ALEXANDER CHEVES: Confession From a Fake Submissive

ALEXANDER CHEVES: Confession From a Fake Submissive

from Recon News

08 October 2019

Alexander Cheves – sweetbeastly on Recon - is a sex and relationships writer, editor, and artist. In this article he writes about the fact that you're the only one who defines what you are.

Some months ago — just before World Pride New York City — I was messaging a dominant on this site who wanted something I wasn't interested in. I can't remember what it was — gut-punching or domestic service, maybe — but I told him no, thank you.

"Then you're not a real submissive," he said. "You're another pretender."

How did he know? Yes, I am a fake. It's true that I sometimes have passionate moments of intensity that feel like submission, but who's to say if they're real? Most of the time, I feel like an imposter. This random stranger tore through the veil and saw what I truly was. Could everyone else see it too?

I watched fisting porn in a parking lot in my car many years ago and it scared me. That fear turned into something else, and now I love the feeling of a hand in my ass. I can't explain it, and sometimes I still feel scared of it, but the feeling of getting fisted is the closest thing to ultimate pleasure I know. When I was little, I dared friends to tie me up (with balloon ribbon, with kite string) on the playground and at birthday parties and I felt excited when they did. Years later, I learned this was called bondage. These are real feelings and authentic experiences.
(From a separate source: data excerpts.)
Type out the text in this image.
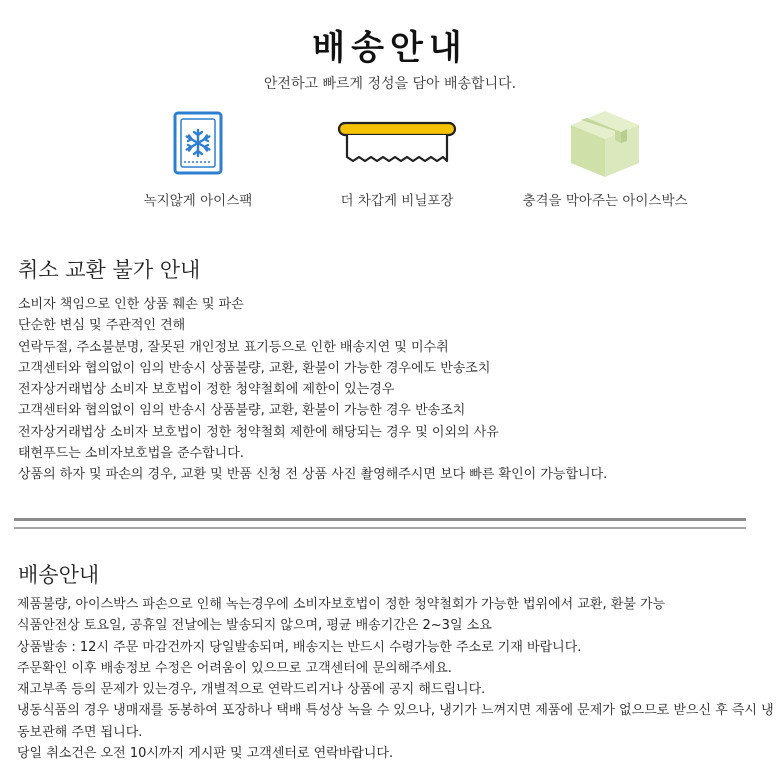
배송안내
안전하고 빠르게 정성을 담아 배송합니다.
녹지않게 아이스팩	더 차갑게 비닐포장	충격을 막아주는 아이스박스
취소 교환 불가 안내
소비자 책임으로 인한 상품 훼손 및 파손
단순한 변심 및 주관적인 견해
연락두절, 주소불분명, 잘못된 개인정보 표기등으로 인한 배송지연 및 미수취
고객센터와 협의없이 임의 반송시 상품불량, 교환, 환불이 가능한 경우에도 반송조치
전자상거래법상 소비자 보호법이 정한 청약철회에 제한이 있는경우
고객센터와 협의없이 임의 반송시 상품불량, 교환, 환불이 가능한 경우 반송조치
전자상거래법상 소비자 보호법이 정한 청약철회 제한에 해당되는 경우 및 이외의 사유
태현푸드는 소비자보호법을 준수합니다.
상품의 하자 및 파손의 경우, 교환 및 반품 신청 전 상품 사진 촬영해주시면 보다 빠른 확인이 가능합니다.
배송안내
제품불량, 아이스박스 파손으로 인해 녹는경우에 소비자보호법이 정한 청약철회가 가능한 법위에서 교환, 환불 가능
식품안전상 토요일, 공휴일 전날에는 발송되지 않으며, 평균 배송기간은 2~3일 소요
상품발송 : 12시 주문 마감건까지 당일발송되며, 배송지는 반드시 수령가능한 주소로 기재 바랍니다.
주문확인 이후 배송정보 수정은 어려움이 있으므로 고객센터에 문의해주세요.
재고부족 등의 문제가 있는경우, 개별적으로 연락드리거나 상품에 공지 해드립니다.
냉동식품의 경우 냉매재를 동봉하여 포장하나 택배 특성상 녹을 수 있으나, 냉기가 느껴지면 제품에 문제가 없으므로 받으신 후 즉시 냉동보관해 주면 됩니다.
당일 취소건은 오전 10시까지 게시판 및 고객센터로 연락바랍니다.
As I've grown up, they've become codified, translated into labels and identities and scenes which do, at times, feel like artifice. I often feel I am masquerading as this thing, this submissive. How many others feel this way, too?

My partner does, sometimes. He is a restless force of need and discovery, and I love him for it. We are both chasing a vision of New York built on anecdotes from gay elders — fables of a dangerous gay city filled with dark spots and public sex, a place that is almost entirely gone now. That dream vanished over the last twenty years under the onslaught of gentrification and luxury. But still we chase it, and I know why: because the number of places with a cruise culture left in the world is dwindling and we are still in one of them.

But some nights we stay in, paralyzed, scared maybe. Sure, we could go to the party and play in the back, but we could also stay in and not risk seeing our fantasies clash with an opposing concept — that our dream of New York is gone, and that maybe we are not the hedonic beasts we think we are. On these horrible, restless nights, we fear we are chasing fictions.

When I walk into a dark place where people are fucking, I feel overwhelmed, even though I've been going to these places for years. Every moment of struggle — every time I can't bend over and take it without asking him to go slow, every time I have to douche again because I'm not fully clean — threatens the fantasy of myself as this small, dark, uninhibited god. But then, the wonder! When it happens, when my body unlocks and my fears dissolve, I am reminded how this body, this animal, is doing exactly what it needs to do. I am created again. This delicate swing between being made and unmade is such a powerful part of my journey, and I think it is part of every kinky person's journey. I think the most interesting and intense players among us are self-described frauds dreaming their way into the scene, and their journeys are wondrous to see. There is nothing more affirming than watching someone become their fantasy.

Let me say this to everyone currently dabbling casually or living 24/7 in kink, BDSM, or a particular fetish scene: If anyone tries to invalidate your identity by saying you should know a certain amount about something, or be into something, or know how to do something, or present yourself a certain way in order to be a "true" version of whatever you are (submissive, slave, pup, dominant, and so on), they're trash. They're not gatekeepers or standard bearers or educators — they're just people trying to make themselves feel important. Your desires are valid, and you're allowed to learn at your own pace. You're allowed to feel like a fraud until you don't. And most importantly, you're allowed to change.

I don't know if I am actually submissive. I may be pretending. There are submissives into more kinks than I am, with fewer limits than I have, who slide naturally into that headspace I wrestle with. I tell people who call themselves dominant that they must help me get there because I don't go there naturally on my own. I feel like I've dumped my desires on a great podium before some fetish magistrate and been told, "Ok, you're a submissive." I feel like I could just as easily be assigned something else, labelled by a different name. For some of us, that's what these labels are: words that only marginally describe our hungers. "Submissive" is a starting point, a dream into which I am running blind. Within it, I am constantly morphing into something else, something that cannot be named, an animal or god waiting to be born.

Alexander Cheves's work has appeared in many publications including The Body, The Advocate, Out, VICE, and others. All his work is done with a sense of social service: "We must not be passive media makers generating content. We are storytellers; we must actively engage with the world and find creative and compassionate solutions to its problems." He is currently working on his first book.